In my comment #41 the raid check started and rain into a problem BEFORE the pause:
(started by systemd)

Jun 4 09:04:25 server1 kernel: [1609273.391583] md: data-check of RAID array md0

and the problem started here, BEFORE the check ran for 6 hours, which is when it would have been paused

Jun 4 12:48:11 server1 kernel: [1622699.548591] INFO: task md0_raid5:406 blocked for more than 120 seconds.
Jun 4 12:48:11 server1 kernel: [1622699.556202] Tainted: G OE 5.15.0-67-generic #74-Ubuntu
Jun 4 12:48:11 server1 kernel: [1622699.564101] "echo 0 > /proc/sys/kernel/hung_task_timeout_secs" disables this message.
Jun 4 12:48:11 server1 kernel: [1622699.573063] task:md0_raid5 state:D stack: 0 pid: 406 ppid: 2 flags:0x00004000
Jun 4 12:48:11 server1 kernel: [1622699.573077] Call Trace:
Jun 4 12:48:11 server1 kernel: [1622699.573081] <TASK>
Jun 4 12:48:11 server1 kernel: [1622699.573087] __schedule+0x24e/0x590
Jun 4 12:48:11 server1 kernel: [1622699.573103] schedule+0x69/0x110
Jun 4 12:48:11 server1 kernel: [1622699.573115] raid5d+0x3d9/0x5f0 [raid456]
Jun 4 12:48:11 server1 kernel: [1622699.573140] ? wait_woken+0x70/0x70
Jun 4 12:48:11 server1 kernel: [1622699.573151] md_thread+0xad/0x170

My comment #44 for server1 was for the raid check started by cron, which of course has no pause.

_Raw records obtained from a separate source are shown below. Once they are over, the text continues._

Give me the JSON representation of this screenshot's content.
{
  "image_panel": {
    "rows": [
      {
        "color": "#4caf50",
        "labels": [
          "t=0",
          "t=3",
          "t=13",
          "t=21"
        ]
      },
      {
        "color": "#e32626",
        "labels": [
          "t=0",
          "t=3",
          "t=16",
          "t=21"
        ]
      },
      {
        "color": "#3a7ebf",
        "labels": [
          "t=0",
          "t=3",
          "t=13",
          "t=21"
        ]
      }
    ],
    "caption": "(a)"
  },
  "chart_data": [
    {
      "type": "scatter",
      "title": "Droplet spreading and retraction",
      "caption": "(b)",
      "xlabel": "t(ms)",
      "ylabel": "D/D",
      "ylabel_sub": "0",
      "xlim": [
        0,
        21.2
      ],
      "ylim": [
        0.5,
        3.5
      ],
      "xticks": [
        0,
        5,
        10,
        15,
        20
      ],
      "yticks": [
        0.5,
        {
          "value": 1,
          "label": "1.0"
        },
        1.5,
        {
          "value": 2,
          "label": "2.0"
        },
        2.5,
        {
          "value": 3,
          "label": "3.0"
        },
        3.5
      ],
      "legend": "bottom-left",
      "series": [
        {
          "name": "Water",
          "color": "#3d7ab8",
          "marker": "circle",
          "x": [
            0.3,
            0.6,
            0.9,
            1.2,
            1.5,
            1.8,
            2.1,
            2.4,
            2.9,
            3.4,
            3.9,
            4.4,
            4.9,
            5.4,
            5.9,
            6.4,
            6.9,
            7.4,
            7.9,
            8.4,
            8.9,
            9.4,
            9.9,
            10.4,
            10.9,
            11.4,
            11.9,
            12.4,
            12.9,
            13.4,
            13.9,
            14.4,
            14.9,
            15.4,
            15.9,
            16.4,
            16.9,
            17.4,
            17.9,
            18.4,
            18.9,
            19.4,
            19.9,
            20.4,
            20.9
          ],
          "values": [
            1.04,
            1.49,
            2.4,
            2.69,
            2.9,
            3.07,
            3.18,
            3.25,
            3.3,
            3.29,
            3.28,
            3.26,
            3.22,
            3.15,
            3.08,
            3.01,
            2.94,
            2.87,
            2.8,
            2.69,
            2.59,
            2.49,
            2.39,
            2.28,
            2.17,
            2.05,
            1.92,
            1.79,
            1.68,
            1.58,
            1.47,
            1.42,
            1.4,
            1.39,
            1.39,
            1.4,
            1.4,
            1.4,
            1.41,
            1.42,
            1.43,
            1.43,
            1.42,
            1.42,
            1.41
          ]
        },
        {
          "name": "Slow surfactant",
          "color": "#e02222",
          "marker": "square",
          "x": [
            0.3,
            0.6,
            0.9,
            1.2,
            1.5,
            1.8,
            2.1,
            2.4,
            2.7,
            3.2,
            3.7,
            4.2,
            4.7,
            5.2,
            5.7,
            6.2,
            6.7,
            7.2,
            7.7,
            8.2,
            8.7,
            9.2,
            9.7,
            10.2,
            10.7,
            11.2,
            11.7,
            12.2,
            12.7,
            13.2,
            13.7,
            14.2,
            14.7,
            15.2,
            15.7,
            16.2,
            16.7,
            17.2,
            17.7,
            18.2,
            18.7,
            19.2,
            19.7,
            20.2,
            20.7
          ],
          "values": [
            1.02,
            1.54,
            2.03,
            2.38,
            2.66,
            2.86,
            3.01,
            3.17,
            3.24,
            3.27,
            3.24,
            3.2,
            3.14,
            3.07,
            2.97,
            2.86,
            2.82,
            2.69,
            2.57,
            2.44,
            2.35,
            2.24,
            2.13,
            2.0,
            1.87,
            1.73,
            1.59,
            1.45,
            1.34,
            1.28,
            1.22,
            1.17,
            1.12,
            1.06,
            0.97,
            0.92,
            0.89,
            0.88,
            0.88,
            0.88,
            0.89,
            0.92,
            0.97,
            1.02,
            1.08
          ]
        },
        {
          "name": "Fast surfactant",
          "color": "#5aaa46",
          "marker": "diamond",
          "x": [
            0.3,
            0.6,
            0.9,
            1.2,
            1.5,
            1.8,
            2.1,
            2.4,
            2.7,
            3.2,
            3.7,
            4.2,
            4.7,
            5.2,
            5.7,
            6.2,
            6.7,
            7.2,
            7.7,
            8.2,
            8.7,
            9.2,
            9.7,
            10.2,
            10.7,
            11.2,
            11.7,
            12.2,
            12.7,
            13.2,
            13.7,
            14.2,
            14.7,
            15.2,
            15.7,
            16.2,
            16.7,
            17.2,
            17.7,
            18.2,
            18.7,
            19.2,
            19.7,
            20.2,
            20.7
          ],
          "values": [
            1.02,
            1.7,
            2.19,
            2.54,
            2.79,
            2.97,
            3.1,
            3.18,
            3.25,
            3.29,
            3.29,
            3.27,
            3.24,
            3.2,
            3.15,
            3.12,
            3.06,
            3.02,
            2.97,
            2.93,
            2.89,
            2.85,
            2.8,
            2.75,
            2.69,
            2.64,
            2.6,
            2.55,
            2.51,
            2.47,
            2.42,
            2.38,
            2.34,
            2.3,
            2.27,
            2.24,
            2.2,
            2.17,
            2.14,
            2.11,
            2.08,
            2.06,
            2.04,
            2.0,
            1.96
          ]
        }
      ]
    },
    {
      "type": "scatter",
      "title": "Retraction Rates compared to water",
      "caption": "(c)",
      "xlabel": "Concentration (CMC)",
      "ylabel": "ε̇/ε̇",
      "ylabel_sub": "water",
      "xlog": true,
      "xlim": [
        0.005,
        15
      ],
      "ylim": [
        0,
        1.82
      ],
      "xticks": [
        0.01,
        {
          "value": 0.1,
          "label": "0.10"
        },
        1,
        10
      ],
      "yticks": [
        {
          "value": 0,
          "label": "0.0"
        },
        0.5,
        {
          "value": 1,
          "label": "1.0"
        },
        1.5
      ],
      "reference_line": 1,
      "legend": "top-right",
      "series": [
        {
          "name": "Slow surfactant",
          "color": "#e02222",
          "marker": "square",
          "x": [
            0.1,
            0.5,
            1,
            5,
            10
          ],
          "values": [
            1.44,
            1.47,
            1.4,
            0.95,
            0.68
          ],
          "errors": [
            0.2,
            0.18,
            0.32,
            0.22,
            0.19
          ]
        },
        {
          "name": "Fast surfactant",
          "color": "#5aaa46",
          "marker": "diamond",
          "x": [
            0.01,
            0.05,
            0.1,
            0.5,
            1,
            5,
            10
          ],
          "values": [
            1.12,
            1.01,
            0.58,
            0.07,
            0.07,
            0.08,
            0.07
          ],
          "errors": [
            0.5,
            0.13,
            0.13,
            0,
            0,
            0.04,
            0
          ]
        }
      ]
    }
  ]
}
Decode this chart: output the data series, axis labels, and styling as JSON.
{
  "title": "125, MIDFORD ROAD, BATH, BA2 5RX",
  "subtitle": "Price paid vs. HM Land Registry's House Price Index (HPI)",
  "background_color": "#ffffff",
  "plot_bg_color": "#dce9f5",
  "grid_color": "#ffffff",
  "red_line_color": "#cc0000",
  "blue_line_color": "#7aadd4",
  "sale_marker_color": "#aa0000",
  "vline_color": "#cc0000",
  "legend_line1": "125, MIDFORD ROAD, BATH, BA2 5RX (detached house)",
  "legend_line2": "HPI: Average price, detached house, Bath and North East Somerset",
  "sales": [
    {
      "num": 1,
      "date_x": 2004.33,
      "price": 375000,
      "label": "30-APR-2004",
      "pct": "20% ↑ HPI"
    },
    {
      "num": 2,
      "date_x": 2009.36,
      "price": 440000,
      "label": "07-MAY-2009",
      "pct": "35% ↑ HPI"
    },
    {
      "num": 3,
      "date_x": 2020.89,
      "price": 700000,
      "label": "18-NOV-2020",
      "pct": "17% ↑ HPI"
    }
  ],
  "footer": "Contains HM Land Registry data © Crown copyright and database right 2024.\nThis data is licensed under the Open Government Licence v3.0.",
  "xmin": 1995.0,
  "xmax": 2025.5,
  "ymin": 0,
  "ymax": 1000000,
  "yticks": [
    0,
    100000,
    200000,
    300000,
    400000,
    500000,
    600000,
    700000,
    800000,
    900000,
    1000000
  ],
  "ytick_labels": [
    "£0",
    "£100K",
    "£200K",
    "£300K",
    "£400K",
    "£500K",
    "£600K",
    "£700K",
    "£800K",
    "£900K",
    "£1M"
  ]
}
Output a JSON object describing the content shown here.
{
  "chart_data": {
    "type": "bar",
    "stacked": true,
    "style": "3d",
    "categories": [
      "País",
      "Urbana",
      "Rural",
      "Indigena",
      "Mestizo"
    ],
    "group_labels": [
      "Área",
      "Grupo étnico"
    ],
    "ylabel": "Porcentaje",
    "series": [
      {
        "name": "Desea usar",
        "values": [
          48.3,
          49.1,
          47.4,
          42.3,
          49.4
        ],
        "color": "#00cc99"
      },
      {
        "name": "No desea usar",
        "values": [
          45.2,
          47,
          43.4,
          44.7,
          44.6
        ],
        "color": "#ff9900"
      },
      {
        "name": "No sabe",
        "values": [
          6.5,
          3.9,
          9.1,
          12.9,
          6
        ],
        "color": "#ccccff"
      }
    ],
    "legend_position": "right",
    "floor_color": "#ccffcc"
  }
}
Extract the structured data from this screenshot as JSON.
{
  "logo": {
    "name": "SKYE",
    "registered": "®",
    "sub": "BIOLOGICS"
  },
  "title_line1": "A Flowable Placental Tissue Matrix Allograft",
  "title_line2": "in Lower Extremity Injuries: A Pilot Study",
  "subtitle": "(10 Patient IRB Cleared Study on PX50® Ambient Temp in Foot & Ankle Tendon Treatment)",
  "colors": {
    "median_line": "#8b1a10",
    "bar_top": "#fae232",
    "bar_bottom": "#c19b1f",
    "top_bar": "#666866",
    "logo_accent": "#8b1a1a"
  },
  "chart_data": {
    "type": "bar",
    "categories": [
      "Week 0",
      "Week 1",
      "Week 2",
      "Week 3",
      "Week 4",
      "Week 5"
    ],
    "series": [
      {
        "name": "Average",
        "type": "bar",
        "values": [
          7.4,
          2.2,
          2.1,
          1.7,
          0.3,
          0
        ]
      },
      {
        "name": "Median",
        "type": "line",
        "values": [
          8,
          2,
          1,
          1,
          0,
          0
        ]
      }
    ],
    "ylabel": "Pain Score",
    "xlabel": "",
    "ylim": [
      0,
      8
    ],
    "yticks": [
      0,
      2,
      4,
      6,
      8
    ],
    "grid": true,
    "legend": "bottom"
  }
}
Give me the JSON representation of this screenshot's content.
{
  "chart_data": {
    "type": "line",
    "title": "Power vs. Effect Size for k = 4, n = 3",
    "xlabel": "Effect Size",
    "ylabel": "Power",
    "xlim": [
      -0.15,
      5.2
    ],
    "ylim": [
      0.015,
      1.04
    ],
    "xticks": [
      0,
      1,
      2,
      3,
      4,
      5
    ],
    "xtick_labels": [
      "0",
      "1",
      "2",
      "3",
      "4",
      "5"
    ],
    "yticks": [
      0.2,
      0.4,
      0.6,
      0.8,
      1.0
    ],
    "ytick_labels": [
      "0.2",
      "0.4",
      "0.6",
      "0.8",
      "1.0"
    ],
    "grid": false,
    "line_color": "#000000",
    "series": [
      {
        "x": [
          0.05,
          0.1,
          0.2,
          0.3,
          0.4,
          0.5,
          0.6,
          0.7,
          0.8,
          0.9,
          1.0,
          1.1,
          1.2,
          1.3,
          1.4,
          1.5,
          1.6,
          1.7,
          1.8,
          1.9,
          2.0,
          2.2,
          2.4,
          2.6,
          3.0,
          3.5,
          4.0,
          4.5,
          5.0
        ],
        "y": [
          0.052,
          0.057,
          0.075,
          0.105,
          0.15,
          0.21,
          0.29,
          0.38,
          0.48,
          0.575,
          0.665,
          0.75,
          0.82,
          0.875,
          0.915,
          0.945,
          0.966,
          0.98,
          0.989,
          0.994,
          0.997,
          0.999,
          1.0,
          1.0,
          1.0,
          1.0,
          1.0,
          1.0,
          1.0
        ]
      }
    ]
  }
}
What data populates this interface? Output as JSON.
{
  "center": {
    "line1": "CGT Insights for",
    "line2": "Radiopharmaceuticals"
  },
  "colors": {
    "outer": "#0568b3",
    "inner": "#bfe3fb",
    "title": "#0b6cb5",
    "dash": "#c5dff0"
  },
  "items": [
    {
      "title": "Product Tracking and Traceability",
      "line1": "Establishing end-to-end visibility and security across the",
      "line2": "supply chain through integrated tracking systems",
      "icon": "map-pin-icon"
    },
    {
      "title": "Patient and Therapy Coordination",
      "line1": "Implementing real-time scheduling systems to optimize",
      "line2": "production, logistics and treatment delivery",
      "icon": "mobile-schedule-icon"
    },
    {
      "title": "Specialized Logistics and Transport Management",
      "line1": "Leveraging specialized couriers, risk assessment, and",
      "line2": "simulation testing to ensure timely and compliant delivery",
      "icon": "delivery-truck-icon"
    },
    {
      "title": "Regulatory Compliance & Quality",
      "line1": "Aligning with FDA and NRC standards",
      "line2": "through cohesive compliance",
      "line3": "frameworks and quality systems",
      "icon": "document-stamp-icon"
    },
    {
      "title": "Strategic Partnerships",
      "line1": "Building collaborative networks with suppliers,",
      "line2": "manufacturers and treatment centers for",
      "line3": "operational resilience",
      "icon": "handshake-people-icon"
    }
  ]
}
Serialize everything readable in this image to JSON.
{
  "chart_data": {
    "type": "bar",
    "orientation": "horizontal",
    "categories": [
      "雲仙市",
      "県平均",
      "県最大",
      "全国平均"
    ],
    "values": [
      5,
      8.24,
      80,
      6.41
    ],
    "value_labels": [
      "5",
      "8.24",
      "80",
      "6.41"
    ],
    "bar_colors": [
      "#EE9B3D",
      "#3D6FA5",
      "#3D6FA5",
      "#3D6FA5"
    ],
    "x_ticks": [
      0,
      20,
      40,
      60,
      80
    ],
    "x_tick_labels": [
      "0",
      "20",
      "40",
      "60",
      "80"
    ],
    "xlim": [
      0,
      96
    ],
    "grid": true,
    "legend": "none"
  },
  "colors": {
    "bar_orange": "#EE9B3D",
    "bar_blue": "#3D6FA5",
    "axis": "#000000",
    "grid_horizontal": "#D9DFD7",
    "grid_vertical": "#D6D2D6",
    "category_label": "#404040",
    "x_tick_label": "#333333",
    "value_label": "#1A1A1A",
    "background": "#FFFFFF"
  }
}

With server2 it looks like the pause left some lock on the RAID which caused the server to become unreachable.

With server1 the problem has happened twice now, once with systemd, and once with cron. Both times no pause was involved.

Both servers have RAID5 with about 30T, so relatively large.